“I can’t argue with crazy!” I yelled, sitting on the bathroom floor in tears. It wasn’t my finest moment as a parent, I’ll tell you that. But how else does a parent feel after taking half an hour to explain to their toddler that a human can’t refuse to poop?
During the honeymoon period between the rigors of breastfeeding and the iron-clad opinions of a two-year old, my daughter would eat anything and everything. But slowly she learned the word no, and from there I had to get creative if I wanted her eating the high-fiber foods I knew she needed to avoid tears in the bathroom – hers or mine.
Here are my top five EASIEST ideas for incorporating more fiber and other nutrients into your children’s diets.
1. GIANT RAISINS: Thanks to my 90-year-old grandfather, I know that “prunes keep you regular.” So while at the grocery store one day, I plucked a container of Sunsweet prunes from the shelf and threw them in the cart. When I got home and opened the container, my first thought was, “These look like giant raisins.” A story sprang to mind. I easily took off the outer plastic wrapping, to reveal the plain white container underneath. Sharpie marker in hand, I wrote in big bold letters, “Giant Raisins.” Then, I turned to my daughter and told her a story about how a Giant named Jim had given me these raisins from the land of Giants. They’d heard she’d been a good girl and wanted to give her a special gift to help her grow up big and strong. Like any good story-teller, I embellished and added details, and I must have done a pretty good job because she gobbled up both the story and the prunes and has continued to do so almost two years later.
2. MAGIC SPRINKLES: As a first-time mom, one of the books that I loved/hated was Super Baby Food by Ruth Yaron. The book taught me so much, but it also made me feel guilty for not making homemade porridge in batches large enough to feed small armies. I needed suggestions that were easy, quick, and didn’t require extra preparation. One such idea was to add wheat germ to slippery fruits, such as peaches or kiwi, so kids can grab them more easily. Done. I bought a jar and dutifully sprinkled it on a plate of kiwi for my daughter. “What’s this?” she asked.

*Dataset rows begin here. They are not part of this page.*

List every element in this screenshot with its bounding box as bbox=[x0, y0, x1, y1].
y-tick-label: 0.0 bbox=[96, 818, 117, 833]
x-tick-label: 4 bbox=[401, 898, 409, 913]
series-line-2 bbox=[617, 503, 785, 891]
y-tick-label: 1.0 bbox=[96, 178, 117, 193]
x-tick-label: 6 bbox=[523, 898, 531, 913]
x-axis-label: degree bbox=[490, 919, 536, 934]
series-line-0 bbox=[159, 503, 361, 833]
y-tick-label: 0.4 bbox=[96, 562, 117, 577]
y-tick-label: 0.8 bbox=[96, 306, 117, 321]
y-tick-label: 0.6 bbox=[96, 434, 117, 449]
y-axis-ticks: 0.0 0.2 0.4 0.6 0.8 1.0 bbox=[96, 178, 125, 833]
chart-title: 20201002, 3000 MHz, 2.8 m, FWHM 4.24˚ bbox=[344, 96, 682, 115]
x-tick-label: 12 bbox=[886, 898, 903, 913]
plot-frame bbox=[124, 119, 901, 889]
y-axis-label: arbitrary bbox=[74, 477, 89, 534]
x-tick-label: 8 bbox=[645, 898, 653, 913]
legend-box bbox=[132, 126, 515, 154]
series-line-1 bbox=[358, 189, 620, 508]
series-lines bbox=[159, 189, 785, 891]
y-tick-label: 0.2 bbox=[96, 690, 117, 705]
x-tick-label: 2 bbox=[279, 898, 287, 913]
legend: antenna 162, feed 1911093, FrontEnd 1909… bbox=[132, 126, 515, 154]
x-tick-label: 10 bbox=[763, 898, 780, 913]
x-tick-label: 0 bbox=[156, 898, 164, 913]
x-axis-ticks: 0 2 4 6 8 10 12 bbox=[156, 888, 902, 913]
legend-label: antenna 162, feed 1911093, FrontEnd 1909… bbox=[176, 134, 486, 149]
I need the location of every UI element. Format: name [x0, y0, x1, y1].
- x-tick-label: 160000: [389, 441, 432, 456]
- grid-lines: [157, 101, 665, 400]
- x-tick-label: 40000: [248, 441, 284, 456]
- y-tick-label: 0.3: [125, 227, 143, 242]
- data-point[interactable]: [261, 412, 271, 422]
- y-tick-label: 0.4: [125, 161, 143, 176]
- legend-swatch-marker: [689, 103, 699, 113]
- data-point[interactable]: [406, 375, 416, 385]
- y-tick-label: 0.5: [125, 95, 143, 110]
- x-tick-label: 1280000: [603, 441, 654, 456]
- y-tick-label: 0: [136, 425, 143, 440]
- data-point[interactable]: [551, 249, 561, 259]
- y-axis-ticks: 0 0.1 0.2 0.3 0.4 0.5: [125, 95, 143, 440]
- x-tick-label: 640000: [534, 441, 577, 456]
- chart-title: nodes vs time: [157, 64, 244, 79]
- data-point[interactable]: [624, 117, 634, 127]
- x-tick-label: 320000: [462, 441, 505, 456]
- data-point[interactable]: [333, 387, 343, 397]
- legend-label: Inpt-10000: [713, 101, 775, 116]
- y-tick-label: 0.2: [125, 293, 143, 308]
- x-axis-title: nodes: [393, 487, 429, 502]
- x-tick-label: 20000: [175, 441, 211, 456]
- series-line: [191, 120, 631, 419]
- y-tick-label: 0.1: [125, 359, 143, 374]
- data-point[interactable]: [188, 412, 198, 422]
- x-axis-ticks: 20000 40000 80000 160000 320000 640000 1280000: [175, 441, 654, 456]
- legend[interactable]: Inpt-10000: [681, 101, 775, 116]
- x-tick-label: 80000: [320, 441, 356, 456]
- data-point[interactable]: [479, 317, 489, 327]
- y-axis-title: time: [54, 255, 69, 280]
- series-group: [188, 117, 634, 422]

I balked. I was fairly certain the phrase “wheat germ” would sound gross even to her young ears. “Magic sprinkles,” I said with cheer. (In my head I gave my lying self a high-five.) Eventually, she asked where the sprinkles came from. Publix didn’t sound nearly exciting enough, so I invented another story, this time featuring a Blue Fairy who personally delivered the sprinkles to our door one night. Incidentally, flax seed is another optional “magic sprinkle.”
3. WE HEART THE BEETS: These nutrient-packed vegetables can be bought in cans or pre-cooked and packaged in the produce section. They taste delicious with baked or mashed potatoes, but I like to serve them as a lunch-time veggie. I slice the beets a then cut each slice into a heart shape. Viola! Heart beets! Then, because I can’t help a good musical pun about vegetables, I sing as loudly as I can, “We’ve got the beats, we’ve got the beats, we’ve got the beats…..Yea!”
4. BROWN BEAR, BROWN BEAR: Refried beans are healthy, full of fiber, and can also be bought pre-made. But lumped on a plate? Blah. Enter: the bear shaped cookie cutter. Simply place the cutter on the plate, spoon and smooth the beans into the shape, remove the cutter, and you are left with an adorable-looking brown bear. If you’ve got the time or energy (re: finished your second cup of coffee), you can add blueberry eyes, strawberry lips, or whatever wacky, edible accessories you think your kid will eat. I used this same technique to make a Banana-saurus for my son.
5. FROZEN PEAS: (This might blow your mind.) Buy frozen peas at the store. At home, open the bag and pour onto your kid’s plate. Watch them eat the peas. It’s AMAZING.
Selfishly, these ideas have been a stress-free way of avoiding the “Does my kid get enough fiber and/or veggies?” guilt trip. More importantly, my kids enjoy eating foods I know will help them grown up big and strong. And a little magic never hurts anyone either, right?